Steps to Creating the SLA Link between Sales and Marketing
- Define your buyer personas - As with everything else in your demand and lead generation, your SLA should clearly communicate the criteria for who you are trying to engage. Chances are your Sales and Marketing teams have different ideas of your "ideal" customer. Armed with detailed characteristics, the teams should sit together to build a singular, mutually acceptable set of customer profiles.
- Establish common definitions - At a minimum, you should clearly define what a "Sales-ready" lead is. This step is the most important to accomplishing a mutually respectful collaboration between the teams. Start by looking at your pipeline data. Ask yourselves: what criteria offers the best definition of a Sales-ready lead? You should also ask:
- How do your Sales and Marketing teams define a Sales-ready lead?
- What criteria discards a lead from being Sales-ready?
- What demographics or firmographics disqualify a lead from being Sales-ready?
- How do your team's define the various stages of lead management?
- Set clear goals - The marketing team should be tasked with goals around how many leads to source, targets for each phase of the funnel and how many Sales Qualified Leads (SQLs) should be turned over to Sales. This step should be reviewed each quarter at a minimum.
- Define the handoff - This step is why clear definitions are important (Step 1). You must determine if and how a lead is handed to Sales. At this step, you should be asking each other:
- Who receives a Sales-ready lead? Is it a singular person, an input to CRM that triggers a workflow or are leads distributed to individual people?
- How will Sales report disqualified leads back to Marketing?
- Who are your main points of contact from both teams for the lead process?
- Establish a Marketing and Sales funnel - The steps described above are far more helpful when Marketing and Sales have an aligned sales funnel. In Superhero of you Sales Funnel, we described how working as a cohesive cross-functional team better equips your organization to convert contacts to customers. Working from a single funnel, each team will understand the responsibilities from TOFU to BOFU.

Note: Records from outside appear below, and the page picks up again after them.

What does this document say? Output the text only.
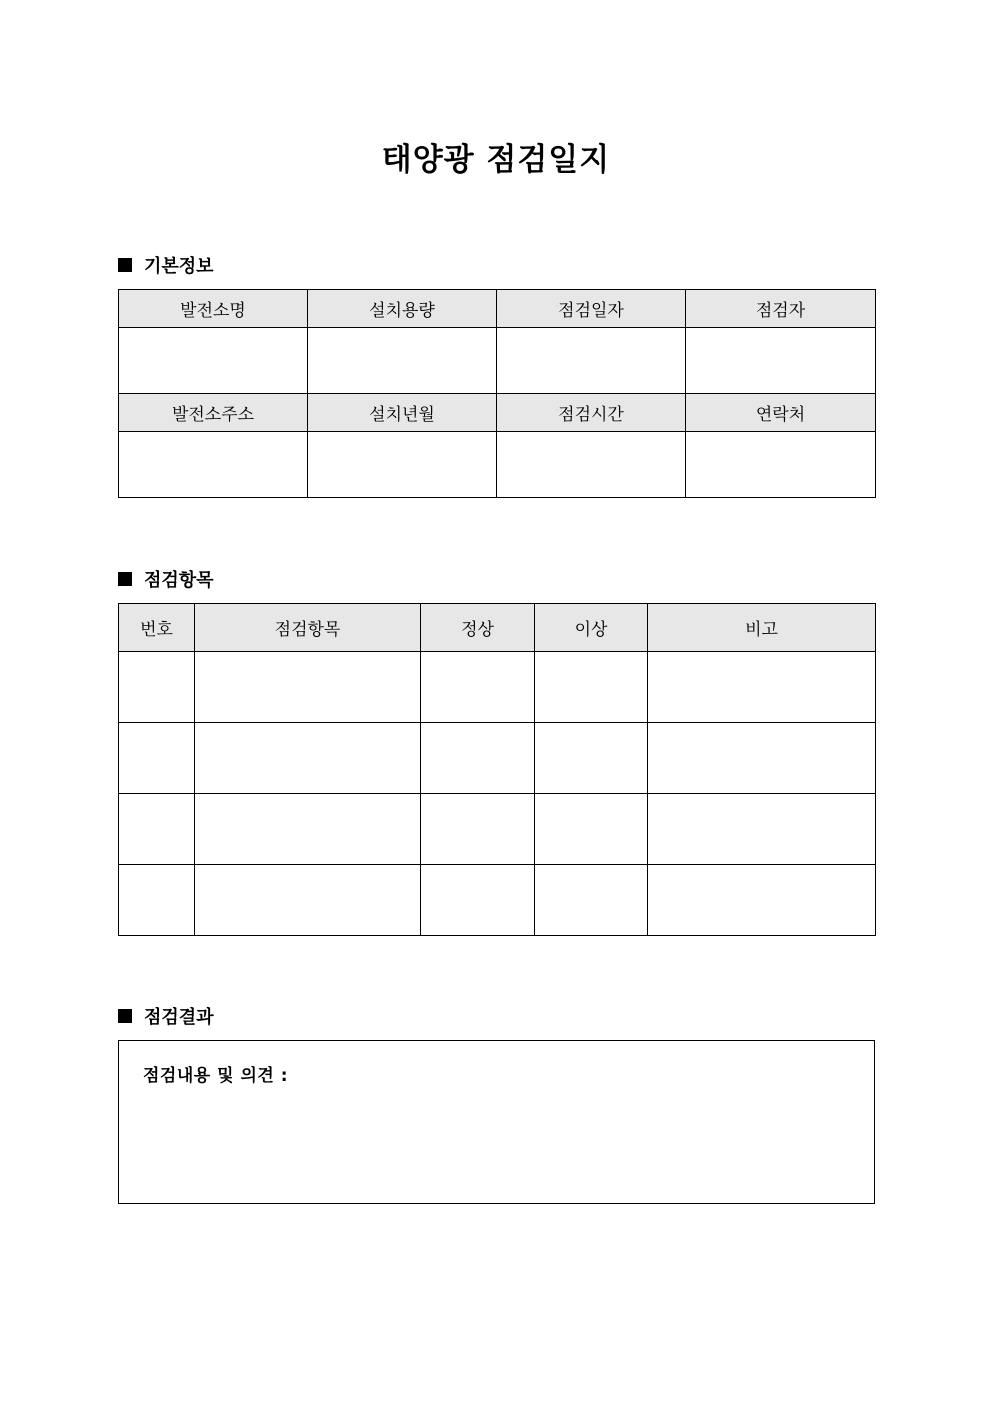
태양광 점검일지
기본정보
발전소명	설치용량	점검일자	점검자

발전소주소	설치년월	점검시간	연락처

점검항목
번호	점검항목	정상	이상	비고

점검결과
점검내용 및 의견 :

- Review and adjust - Your SLA should include key performance indicators (KPIs) used to track the progress and effectiveness of your aligned efforts. An emphasis should be placed on shared performance and metrics:
- Lead response rate?
- Number of SQLs handed from Marketing to Sales?
- What are the conversion rates at each stage of your marketing and sales funnel?

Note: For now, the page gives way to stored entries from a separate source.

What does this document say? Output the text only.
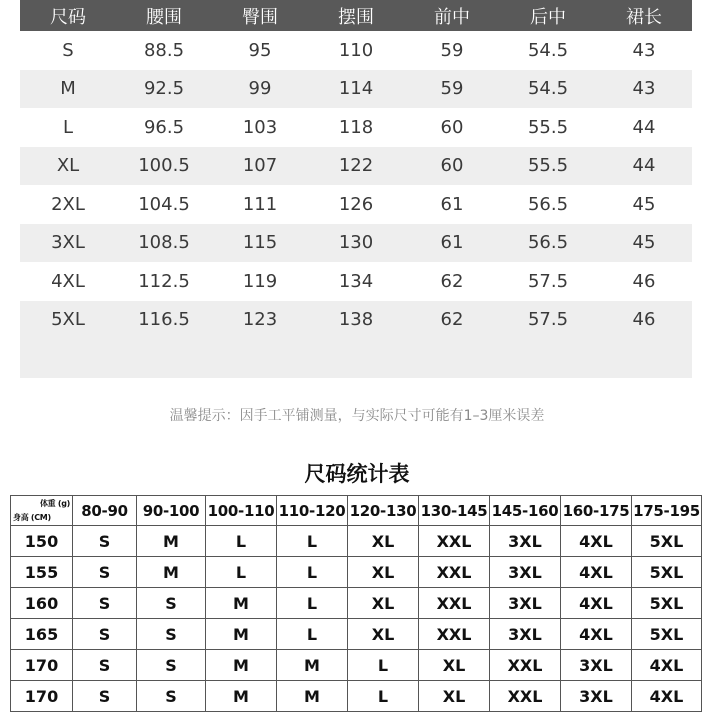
尺码	腰围	臀围	摆围	前中	后中	裙长
S	88.5	95	110	59	54.5	43
M	92.5	99	114	59	54.5	43
L	96.5	103	118	60	55.5	44
XL	100.5	107	122	60	55.5	44
2XL	104.5	111	126	61	56.5	45
3XL	108.5	115	130	61	56.5	45
4XL	112.5	119	134	62	57.5	46
5XL	116.5	123	138	62	57.5	46

温馨提示：因手工平铺测量，与实际尺寸可能有1–3厘米误差
尺码统计表
体重 (g)
身高 (CM)	80-90	90-100	100-110	110-120	120-130	130-145	145-160	160-175	175-195
150	S	M	L	L	XL	XXL	3XL	4XL	5XL
155	S	M	L	L	XL	XXL	3XL	4XL	5XL
160	S	S	M	L	XL	XXL	3XL	4XL	5XL
165	S	S	M	L	XL	XXL	3XL	4XL	5XL
170	S	S	M	M	L	XL	XXL	3XL	4XL
170	S	S	M	M	L	XL	XXL	3XL	4XL
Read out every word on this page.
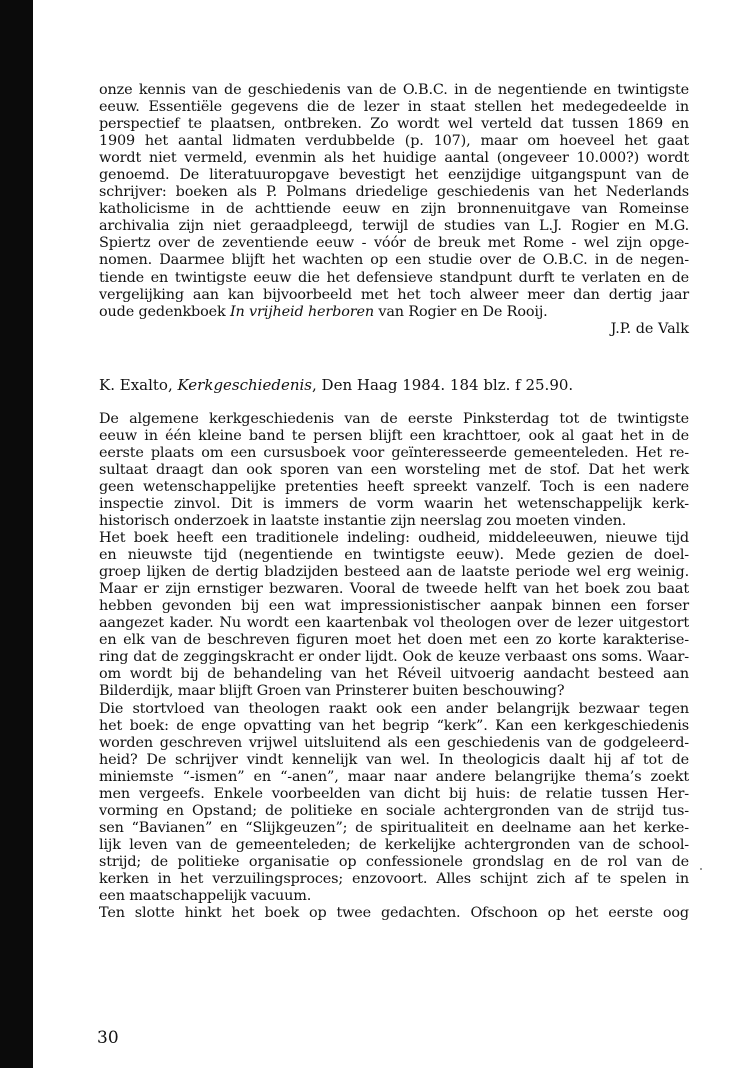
onze kennis van de geschiedenis van de O.B.C. in de negentiende en twintigste
eeuw. Essentiële gegevens die de lezer in staat stellen het medegedeelde in
perspectief te plaatsen, ontbreken. Zo wordt wel verteld dat tussen 1869 en
1909 het aantal lidmaten verdubbelde (p. 107), maar om hoeveel het gaat
wordt niet vermeld, evenmin als het huidige aantal (ongeveer 10.000?) wordt
genoemd. De literatuuropgave bevestigt het eenzijdige uitgangspunt van de
schrijver: boeken als P. Polmans driedelige geschiedenis van het Nederlands
katholicisme in de achttiende eeuw en zijn bronnenuitgave van Romeinse
archivalia zijn niet geraadpleegd, terwijl de studies van L.J. Rogier en M.G.
Spiertz over de zeventiende eeuw - vóór de breuk met Rome - wel zijn opge-
nomen. Daarmee blijft het wachten op een studie over de O.B.C. in de negen-
tiende en twintigste eeuw die het defensieve standpunt durft te verlaten en de
vergelijking aan kan bijvoorbeeld met het toch alweer meer dan dertig jaar
oude gedenkboek In vrijheid herboren van Rogier en De Rooij.
J.P. de Valk
K. Exalto, Kerkgeschiedenis, Den Haag 1984. 184 blz. f 25.90.
De algemene kerkgeschiedenis van de eerste Pinksterdag tot de twintigste
eeuw in één kleine band te persen blijft een krachttoer, ook al gaat het in de
eerste plaats om een cursusboek voor geïnteresseerde gemeenteleden. Het re-
sultaat draagt dan ook sporen van een worsteling met de stof. Dat het werk
geen wetenschappelijke pretenties heeft spreekt vanzelf. Toch is een nadere
inspectie zinvol. Dit is immers de vorm waarin het wetenschappelijk kerk-
historisch onderzoek in laatste instantie zijn neerslag zou moeten vinden.
Het boek heeft een traditionele indeling: oudheid, middeleeuwen, nieuwe tijd
en nieuwste tijd (negentiende en twintigste eeuw). Mede gezien de doel-
groep lijken de dertig bladzijden besteed aan de laatste periode wel erg weinig.
Maar er zijn ernstiger bezwaren. Vooral de tweede helft van het boek zou baat
hebben gevonden bij een wat impressionistischer aanpak binnen een forser
aangezet kader. Nu wordt een kaartenbak vol theologen over de lezer uitgestort
en elk van de beschreven figuren moet het doen met een zo korte karakterise-
ring dat de zeggingskracht er onder lijdt. Ook de keuze verbaast ons soms. Waar-
om wordt bij de behandeling van het Réveil uitvoerig aandacht besteed aan
Bilderdijk, maar blijft Groen van Prinsterer buiten beschouwing?
Die stortvloed van theologen raakt ook een ander belangrijk bezwaar tegen
het boek: de enge opvatting van het begrip “kerk”. Kan een kerkgeschiedenis
worden geschreven vrijwel uitsluitend als een geschiedenis van de godgeleerd-
heid? De schrijver vindt kennelijk van wel. In theologicis daalt hij af tot de
miniemste “-ismen” en “-anen”, maar naar andere belangrijke thema’s zoekt
men vergeefs. Enkele voorbeelden van dicht bij huis: de relatie tussen Her-
vorming en Opstand; de politieke en sociale achtergronden van de strijd tus-
sen “Bavianen” en “Slijkgeuzen”; de spiritualiteit en deelname aan het kerke-
lijk leven van de gemeenteleden; de kerkelijke achtergronden van de school-
strijd; de politieke organisatie op confessionele grondslag en de rol van de
kerken in het verzuilingsproces; enzovoort. Alles schijnt zich af te spelen in
een maatschappelijk vacuum.
Ten slotte hinkt het boek op twee gedachten. Ofschoon op het eerste oog
30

- Review any large wins or losses. What criteria converted them to purchase or not to purchase? Where did you do exceptionally? What areas need improvement?
Establishing a SLA is no easy feat, but it's a task well worth the effort. The act of creating, monitoring and modifying the SLA enables Sales and Marketing to look at the important contributors to success and ensure everyone is on the same accord.
Sales and Marketing alignment is so critical to provide a cohesive customer experience. We are living in the age of the customer. Marketing and Sales must unify their efforts to assure all activities are to, with, for and around the customer to increase retention rates, improve relationships and remain profitable.